Un hélicoptère UH-60 Black Hawk de la Gendarmerie royale du Canada (GRC) a survolé la cérémonie à Ottawa; les avions de chasse CF-18 Hornet de l'Aviation royale canadienne étaient cloués au sol en raison des conditions météorologiques.
Don Bindon, un vétéran de la GRC comptant 36 ans de service, qui assistait à la cérémonie à Vancouver en uniforme rouge, a indiqué que son fils était dans l'armée et que son père avait servi pendant la Seconde Guerre mondiale.
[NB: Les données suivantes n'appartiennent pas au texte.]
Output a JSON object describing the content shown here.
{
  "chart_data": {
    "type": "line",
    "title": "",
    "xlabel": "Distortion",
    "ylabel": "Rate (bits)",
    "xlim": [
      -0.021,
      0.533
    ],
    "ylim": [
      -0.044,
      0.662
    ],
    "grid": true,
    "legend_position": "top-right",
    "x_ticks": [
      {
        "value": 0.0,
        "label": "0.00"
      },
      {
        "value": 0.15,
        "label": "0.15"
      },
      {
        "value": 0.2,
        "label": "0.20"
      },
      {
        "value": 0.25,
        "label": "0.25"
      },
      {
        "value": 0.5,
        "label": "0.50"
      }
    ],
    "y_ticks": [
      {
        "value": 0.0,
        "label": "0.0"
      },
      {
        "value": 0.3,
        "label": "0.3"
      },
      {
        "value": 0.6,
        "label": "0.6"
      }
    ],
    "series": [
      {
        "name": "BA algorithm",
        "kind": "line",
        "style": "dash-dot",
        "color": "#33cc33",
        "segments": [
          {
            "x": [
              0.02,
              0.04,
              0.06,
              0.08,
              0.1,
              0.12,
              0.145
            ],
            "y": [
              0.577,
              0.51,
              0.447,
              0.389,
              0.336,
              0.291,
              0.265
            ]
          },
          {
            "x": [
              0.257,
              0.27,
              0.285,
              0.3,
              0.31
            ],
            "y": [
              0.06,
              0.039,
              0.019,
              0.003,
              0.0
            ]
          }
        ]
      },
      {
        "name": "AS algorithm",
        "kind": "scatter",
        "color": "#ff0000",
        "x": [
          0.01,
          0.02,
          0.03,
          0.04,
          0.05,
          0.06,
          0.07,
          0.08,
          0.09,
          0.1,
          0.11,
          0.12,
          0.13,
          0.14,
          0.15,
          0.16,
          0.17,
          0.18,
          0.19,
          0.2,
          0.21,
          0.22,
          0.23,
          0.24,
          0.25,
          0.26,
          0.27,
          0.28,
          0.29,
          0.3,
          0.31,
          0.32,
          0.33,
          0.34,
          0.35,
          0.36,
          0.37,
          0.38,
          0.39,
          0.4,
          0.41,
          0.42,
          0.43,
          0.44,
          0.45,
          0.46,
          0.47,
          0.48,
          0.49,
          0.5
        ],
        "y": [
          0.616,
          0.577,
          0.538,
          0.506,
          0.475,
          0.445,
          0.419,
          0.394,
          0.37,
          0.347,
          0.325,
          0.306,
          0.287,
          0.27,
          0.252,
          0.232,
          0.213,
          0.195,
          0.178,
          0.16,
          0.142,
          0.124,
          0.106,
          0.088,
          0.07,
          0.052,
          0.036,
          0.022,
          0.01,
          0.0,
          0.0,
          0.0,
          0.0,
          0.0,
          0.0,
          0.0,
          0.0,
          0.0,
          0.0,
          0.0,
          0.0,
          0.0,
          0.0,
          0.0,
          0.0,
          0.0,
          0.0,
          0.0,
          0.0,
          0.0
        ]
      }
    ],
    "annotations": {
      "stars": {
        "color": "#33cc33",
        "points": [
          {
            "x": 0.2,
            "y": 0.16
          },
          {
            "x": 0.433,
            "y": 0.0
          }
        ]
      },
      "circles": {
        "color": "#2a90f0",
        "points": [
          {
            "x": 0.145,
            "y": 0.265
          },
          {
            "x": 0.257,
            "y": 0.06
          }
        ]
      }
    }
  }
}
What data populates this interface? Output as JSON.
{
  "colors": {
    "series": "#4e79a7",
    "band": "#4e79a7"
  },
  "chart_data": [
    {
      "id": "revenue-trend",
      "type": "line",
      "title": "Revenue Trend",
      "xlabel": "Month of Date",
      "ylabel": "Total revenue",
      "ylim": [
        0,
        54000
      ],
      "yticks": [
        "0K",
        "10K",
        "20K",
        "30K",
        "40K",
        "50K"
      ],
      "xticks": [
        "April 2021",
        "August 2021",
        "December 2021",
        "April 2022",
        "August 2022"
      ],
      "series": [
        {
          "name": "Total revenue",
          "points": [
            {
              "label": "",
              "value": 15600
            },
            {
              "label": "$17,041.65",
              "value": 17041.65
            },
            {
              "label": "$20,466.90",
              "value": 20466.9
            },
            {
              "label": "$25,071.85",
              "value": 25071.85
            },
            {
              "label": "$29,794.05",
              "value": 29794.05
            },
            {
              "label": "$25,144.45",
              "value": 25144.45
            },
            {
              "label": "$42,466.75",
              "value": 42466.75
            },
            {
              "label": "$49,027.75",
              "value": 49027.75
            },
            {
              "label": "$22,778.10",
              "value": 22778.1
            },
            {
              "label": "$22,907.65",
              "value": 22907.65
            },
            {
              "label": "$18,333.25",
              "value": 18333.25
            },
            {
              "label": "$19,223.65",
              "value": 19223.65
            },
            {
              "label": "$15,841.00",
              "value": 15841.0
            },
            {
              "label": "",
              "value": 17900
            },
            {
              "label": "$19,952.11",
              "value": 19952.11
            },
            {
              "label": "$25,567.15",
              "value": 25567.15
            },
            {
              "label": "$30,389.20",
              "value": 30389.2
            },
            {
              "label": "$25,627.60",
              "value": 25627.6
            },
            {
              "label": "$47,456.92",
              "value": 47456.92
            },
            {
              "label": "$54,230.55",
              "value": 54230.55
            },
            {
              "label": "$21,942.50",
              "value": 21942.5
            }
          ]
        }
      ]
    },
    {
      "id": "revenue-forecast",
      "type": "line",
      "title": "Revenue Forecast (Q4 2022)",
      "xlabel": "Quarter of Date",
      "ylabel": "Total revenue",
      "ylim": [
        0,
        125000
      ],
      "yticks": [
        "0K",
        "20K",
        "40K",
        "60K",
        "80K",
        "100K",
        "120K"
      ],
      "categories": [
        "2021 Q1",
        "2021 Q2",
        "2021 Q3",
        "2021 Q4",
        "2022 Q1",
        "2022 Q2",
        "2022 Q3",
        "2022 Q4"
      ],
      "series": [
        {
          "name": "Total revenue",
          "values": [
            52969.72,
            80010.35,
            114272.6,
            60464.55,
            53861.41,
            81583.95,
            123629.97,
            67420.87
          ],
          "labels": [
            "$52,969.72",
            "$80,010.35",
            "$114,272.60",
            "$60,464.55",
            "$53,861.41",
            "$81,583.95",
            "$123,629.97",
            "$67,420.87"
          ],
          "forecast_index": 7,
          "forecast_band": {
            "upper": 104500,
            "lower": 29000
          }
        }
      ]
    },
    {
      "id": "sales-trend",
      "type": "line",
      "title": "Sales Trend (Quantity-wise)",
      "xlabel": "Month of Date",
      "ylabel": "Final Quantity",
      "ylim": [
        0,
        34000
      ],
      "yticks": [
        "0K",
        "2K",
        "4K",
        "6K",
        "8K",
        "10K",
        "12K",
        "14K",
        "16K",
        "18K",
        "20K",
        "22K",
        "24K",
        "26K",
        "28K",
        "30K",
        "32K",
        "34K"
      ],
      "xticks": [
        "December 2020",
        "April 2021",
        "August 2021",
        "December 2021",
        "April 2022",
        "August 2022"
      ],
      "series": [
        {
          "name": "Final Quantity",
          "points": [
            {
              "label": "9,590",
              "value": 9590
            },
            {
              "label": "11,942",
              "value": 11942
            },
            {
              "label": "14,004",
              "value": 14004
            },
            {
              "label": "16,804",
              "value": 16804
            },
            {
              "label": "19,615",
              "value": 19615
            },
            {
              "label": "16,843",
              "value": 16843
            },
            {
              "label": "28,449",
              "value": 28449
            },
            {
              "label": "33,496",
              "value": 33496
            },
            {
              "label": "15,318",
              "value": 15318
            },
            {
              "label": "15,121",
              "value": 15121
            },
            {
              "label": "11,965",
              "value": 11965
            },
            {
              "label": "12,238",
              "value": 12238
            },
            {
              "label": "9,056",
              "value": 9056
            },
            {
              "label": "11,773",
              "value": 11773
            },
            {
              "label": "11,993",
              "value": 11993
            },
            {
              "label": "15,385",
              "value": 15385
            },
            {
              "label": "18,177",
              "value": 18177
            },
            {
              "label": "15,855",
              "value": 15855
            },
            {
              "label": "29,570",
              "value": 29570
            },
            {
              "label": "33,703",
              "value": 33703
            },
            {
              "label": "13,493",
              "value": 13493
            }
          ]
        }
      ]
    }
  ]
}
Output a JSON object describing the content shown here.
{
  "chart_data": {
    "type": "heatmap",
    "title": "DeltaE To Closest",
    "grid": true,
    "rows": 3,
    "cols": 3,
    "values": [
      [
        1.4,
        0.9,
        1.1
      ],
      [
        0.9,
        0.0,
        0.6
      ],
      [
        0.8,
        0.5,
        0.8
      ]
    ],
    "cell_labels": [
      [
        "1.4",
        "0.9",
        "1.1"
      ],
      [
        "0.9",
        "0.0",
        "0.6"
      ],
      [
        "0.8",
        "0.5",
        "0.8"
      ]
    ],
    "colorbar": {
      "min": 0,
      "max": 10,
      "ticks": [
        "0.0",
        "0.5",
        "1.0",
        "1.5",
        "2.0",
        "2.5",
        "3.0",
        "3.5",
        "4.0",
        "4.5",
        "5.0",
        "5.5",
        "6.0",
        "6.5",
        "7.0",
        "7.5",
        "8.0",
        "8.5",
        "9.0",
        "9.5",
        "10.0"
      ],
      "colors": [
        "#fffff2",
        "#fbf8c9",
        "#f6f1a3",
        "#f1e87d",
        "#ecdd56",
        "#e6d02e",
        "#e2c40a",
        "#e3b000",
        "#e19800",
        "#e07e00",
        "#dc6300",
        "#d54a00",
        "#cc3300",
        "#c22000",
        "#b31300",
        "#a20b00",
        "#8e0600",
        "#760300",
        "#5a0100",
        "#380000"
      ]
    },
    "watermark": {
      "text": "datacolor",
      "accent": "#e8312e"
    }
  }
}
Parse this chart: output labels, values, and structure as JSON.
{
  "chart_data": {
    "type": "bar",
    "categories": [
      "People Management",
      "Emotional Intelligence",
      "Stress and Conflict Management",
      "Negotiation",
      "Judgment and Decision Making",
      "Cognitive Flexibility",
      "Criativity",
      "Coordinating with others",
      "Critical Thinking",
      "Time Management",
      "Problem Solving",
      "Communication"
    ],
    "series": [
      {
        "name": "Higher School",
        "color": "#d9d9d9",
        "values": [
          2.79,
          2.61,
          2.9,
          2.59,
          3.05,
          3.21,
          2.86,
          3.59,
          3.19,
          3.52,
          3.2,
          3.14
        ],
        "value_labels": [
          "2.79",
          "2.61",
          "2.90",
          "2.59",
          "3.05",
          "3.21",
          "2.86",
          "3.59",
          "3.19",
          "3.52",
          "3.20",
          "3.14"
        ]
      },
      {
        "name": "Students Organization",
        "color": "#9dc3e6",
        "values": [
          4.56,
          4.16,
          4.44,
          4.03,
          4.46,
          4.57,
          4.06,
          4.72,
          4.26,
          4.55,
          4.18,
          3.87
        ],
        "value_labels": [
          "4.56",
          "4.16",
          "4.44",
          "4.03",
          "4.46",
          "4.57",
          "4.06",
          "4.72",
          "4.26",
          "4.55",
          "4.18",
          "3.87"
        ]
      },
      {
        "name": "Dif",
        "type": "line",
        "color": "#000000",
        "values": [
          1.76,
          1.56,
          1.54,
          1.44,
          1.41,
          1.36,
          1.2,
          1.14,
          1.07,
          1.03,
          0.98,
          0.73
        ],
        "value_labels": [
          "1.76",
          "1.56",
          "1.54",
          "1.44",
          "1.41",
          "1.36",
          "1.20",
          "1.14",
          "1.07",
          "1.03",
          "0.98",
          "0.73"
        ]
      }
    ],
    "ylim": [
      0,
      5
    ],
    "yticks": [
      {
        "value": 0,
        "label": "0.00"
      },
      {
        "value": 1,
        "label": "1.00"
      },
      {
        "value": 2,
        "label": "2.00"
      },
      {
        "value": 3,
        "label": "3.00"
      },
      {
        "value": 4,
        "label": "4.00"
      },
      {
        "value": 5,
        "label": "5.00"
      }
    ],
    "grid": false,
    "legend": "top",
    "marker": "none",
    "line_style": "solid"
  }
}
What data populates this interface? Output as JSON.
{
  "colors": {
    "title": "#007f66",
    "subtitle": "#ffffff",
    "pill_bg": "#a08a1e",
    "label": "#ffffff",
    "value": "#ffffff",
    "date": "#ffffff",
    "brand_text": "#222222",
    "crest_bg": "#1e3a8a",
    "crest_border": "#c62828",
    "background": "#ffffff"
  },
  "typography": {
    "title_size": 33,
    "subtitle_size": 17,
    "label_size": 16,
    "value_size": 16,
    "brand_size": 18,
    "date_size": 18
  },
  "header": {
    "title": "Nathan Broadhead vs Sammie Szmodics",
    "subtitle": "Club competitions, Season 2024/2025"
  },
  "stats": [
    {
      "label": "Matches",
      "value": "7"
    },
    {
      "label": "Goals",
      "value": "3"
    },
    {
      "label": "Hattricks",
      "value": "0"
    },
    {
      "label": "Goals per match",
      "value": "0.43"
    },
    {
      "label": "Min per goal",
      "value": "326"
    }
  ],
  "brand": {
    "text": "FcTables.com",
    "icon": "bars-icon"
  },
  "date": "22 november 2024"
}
Le maître principal de 2e classe Matthew Chabassol était également présent à la cérémonie à Vancouver. Il a déclaré que cette journée lui donnait l'occasion de penser à ses amis et aux membres de sa famille qui ont servi.
«Certains ne sont plus parmi nous, a-t-il dit. Cela me rappelle avec force ce que nous avons fait et accompli.»
Ailleurs au pays
Lors de la cérémonie à Halifax, en Nouvelle-Écosse, la mairesse de Boston, Michelle Wu, récemment réélue, était présente.
Accompagnée du maire d'Halifax, Andy Fillmore, Mme Wu s'est dite heureuse d'assister à la cérémonie, y voyant un témoignage des liens étroits qui unissent Halifax et Boston. Elle a déposé une gerbe au cénotaphe local au nom de la Ville de Boston.
À Calgary, des milliers de personnes se sont rassemblées aux Musées militaires pour la cérémonie, où un honneur était réservé aux anciens combattants.
À l’ancien hôtel de ville de Toronto, la mairesse Olivia Chow a déclaré que le jour du Souvenir revêtait une signification particulière cette année, marquant le centenaire du cénotaphe de Toronto, érigé après la Première Guerre mondiale.
À Queen’s Park, des tirs d’artillerie ont couvert le son des cornemuses, dans le cadre d’une salve de 21 coups de canon. Le premier ministre de l’Ontario, Doug Ford, et la ministre de l’Industrie, Mélanie Joly, figuraient parmi les personnalités présentes. La cérémonie s’est conclue par une sonnerie de trompettes après le passage de deux avions Hercules.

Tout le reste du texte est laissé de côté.